Batwoman’s biggest challenge is going to be saying and doing something different than Arrow. Fortunately for the CW, Arrow’s shortened season means viewers won’t have long to compare the similarities of the series, but it’s unavoidable. Both are street level vigilantes in a city that rarely sees daylight. Batwoman’s set design of Gotham felt uninspired and lacks the unique presence we’ve seen in Tim Burton’s Batman films or the Gotham TV series. This is just standard cityscape and could just as easily be Central City or Star City.
The action scenes were well staged — it helps Batwoman tremendously that the fights don’t require a ton of wire work, which tends to affect the quality of some Supergirl battles. Rose handled the physicality well and looked the part of a trained fighter.

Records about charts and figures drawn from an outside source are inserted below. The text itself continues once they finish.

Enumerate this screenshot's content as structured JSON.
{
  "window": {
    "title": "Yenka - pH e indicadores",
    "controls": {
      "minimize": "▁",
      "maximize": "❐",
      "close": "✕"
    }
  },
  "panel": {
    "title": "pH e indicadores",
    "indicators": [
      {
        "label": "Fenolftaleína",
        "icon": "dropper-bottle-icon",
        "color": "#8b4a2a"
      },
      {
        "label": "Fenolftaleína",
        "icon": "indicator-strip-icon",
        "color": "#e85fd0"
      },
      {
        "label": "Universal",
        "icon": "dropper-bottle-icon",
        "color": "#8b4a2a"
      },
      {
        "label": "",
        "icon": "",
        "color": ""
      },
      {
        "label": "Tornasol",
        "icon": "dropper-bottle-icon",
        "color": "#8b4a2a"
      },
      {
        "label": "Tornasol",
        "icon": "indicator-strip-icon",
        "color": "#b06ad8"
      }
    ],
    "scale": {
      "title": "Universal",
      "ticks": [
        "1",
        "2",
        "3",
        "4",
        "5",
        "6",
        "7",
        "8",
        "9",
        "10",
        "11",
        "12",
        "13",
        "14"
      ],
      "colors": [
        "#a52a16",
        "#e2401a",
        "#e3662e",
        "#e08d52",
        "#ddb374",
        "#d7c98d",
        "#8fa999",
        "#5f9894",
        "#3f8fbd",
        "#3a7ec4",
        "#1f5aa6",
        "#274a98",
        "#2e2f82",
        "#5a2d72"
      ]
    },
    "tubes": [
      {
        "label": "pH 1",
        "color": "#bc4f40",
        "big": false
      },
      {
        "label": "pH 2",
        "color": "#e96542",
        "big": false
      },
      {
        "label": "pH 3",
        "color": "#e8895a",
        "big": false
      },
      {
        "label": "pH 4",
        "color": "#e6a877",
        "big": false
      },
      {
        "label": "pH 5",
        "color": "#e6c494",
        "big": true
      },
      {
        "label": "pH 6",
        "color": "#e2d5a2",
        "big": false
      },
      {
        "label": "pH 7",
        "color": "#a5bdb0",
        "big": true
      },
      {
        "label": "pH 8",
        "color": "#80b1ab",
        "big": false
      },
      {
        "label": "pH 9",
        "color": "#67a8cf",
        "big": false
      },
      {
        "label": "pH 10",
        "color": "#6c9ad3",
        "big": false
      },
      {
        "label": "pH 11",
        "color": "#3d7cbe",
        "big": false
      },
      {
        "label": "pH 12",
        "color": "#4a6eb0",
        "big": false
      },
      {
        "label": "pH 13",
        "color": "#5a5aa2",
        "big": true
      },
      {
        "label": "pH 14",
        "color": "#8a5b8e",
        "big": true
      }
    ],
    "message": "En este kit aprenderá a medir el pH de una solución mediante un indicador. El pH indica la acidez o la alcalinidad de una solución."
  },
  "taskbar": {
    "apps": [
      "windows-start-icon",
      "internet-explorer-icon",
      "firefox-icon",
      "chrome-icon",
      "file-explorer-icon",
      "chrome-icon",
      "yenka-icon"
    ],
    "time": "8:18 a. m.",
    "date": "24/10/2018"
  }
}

Naturally, Sophie is now married to a dude. It’s amazing how rare it is on the Arrowverse for black women to be with black dudes and vice versa. Interracial relationships are more the norm with The Flash’s Joe and Cecile being the rarest exception. Clearly, Sophie’s husband is going to eventually get kicked to the curb, but this at least puts a different obstacle for Sophie and Kate making kissy faces through the season.
In a smart move, the episode ends with Kate realizing that Alice is her presumed dead sister. That wasn’t a reveal dragged out until episode 12, which makes the Alice/Batwoman clashes more personal without the twist spelled out much later in the season.
In the long run, I’m concerned Batwoman won’t have enough unique elements to make for compelling TV week in and week out, but this was a decent start. If the series can shake more Arrowverse trappings the CW could have a viable contender to usher in the new DC TV universe.